Neighborhood watch apps aren't just for civilian streets. The US Army has forged a deal with CloseWatch to use a mobile crime reporting app,iWatch Army, to prevent mass shootings and other crimes at over 20 domestic bases. The software forwards tips (based on the FBI's own crime codes) to the appropriate unit in less than 8 seconds, or faster than a 911 call. It also has its own notifications, so you can get an alert if there's a credible threat. While iWatch Army isn't meant to replace emergency services, it could be crucial to catching terrorists before they're ready to strike.

Shayne - 17/3/16

The gloves are off: FBI argues it can force Apple to turn over iPhone source code

  • Dept of Justice filed its response to Apple’s appeal by claiming it could compel Apple to hand over the source code for IOS itself so the government could make the modifications.

  • The DoJ is accusing Apple of using the security of the phone as a marketing ploy.  The second sentence of the filing reads: “This burden, which is not unreasonable, is the direct result of Apple’s deliberate marketing decision to engineer its products so that the government cannot search them, even with a warrant.”

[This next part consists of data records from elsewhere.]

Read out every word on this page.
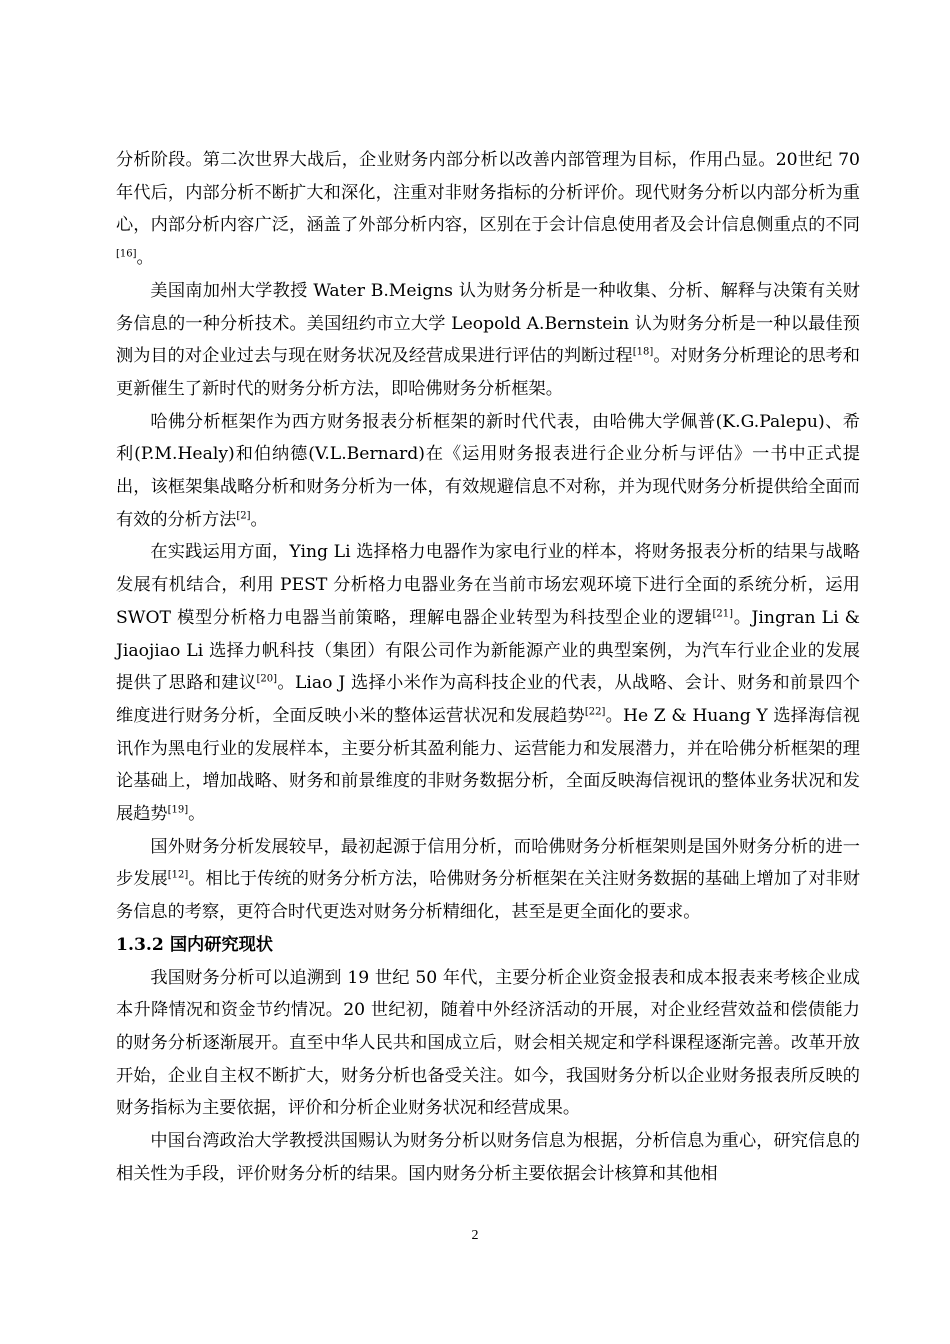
分析阶段。第二次世界大战后，企业财务内部分析以改善内部管理为目标，作用凸显。20世纪 70 年代后，内部分析不断扩大和深化，注重对非财务指标的分析评价。现代财务分析以内部分析为重心，内部分析内容广泛，涵盖了外部分析内容，区别在于会计信息使用者及会计信息侧重点的不同[16]。

美国南加州大学教授 Water B.Meigns 认为财务分析是一种收集、分析、解释与决策有关财务信息的一种分析技术。美国纽约市立大学 Leopold A.Bernstein 认为财务分析是一种以最佳预测为目的对企业过去与现在财务状况及经营成果进行评估的判断过程[18]。对财务分析理论的思考和更新催生了新时代的财务分析方法，即哈佛财务分析框架。

哈佛分析框架作为西方财务报表分析框架的新时代代表，由哈佛大学佩普(K.G.Palepu)、希利(P.M.Healy)和伯纳德(V.L.Bernard)在《运用财务报表进行企业分析与评估》一书中正式提出，该框架集战略分析和财务分析为一体，有效规避信息不对称，并为现代财务分析提供给全面而有效的分析方法[2]。

在实践运用方面，Ying Li 选择格力电器作为家电行业的样本，将财务报表分析的结果与战略发展有机结合，利用 PEST 分析格力电器业务在当前市场宏观环境下进行全面的系统分析，运用 SWOT 模型分析格力电器当前策略，理解电器企业转型为科技型企业的逻辑[21]。Jingran Li & Jiaojiao Li 选择力帆科技（集团）有限公司作为新能源产业的典型案例，为汽车行业企业的发展提供了思路和建议[20]。Liao J 选择小米作为高科技企业的代表，从战略、会计、财务和前景四个维度进行财务分析，全面反映小米的整体运营状况和发展趋势[22]。He Z & Huang Y 选择海信视讯作为黑电行业的发展样本，主要分析其盈利能力、运营能力和发展潜力，并在哈佛分析框架的理论基础上，增加战略、财务和前景维度的非财务数据分析，全面反映海信视讯的整体业务状况和发展趋势[19]。

国外财务分析发展较早，最初起源于信用分析，而哈佛财务分析框架则是国外财务分析的进一步发展[12]。相比于传统的财务分析方法，哈佛财务分析框架在关注财务数据的基础上增加了对非财务信息的考察，更符合时代更迭对财务分析精细化，甚至是更全面化的要求。

1.3.2 国内研究现状

我国财务分析可以追溯到 19 世纪 50 年代，主要分析企业资金报表和成本报表来考核企业成本升降情况和资金节约情况。20 世纪初，随着中外经济活动的开展，对企业经营效益和偿债能力的财务分析逐渐展开。直至中华人民共和国成立后，财会相关规定和学科课程逐渐完善。改革开放开始，企业自主权不断扩大，财务分析也备受关注。如今，我国财务分析以企业财务报表所反映的财务指标为主要依据，评价和分析企业财务状况和经营成果。

中国台湾政治大学教授洪国赐认为财务分析以财务信息为根据，分析信息为重心，研究信息的相关性为手段，评价财务分析的结果。国内财务分析主要依据会计核算和其他相

2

  • FBI also accused Apple of being a literal threat to American democracy, writing: “Apple’s rhetoric is not only false, but also corrosive of the very institutions that are best able to safeguard our liberty and our rights: the courts, the Fourth Amendment, longstanding precedent and venerable laws, and the democratically elected branches of government.”

  • The main argument is over how much of a burden it is for Apple to either break the security of IOS or provide the source code for IOS.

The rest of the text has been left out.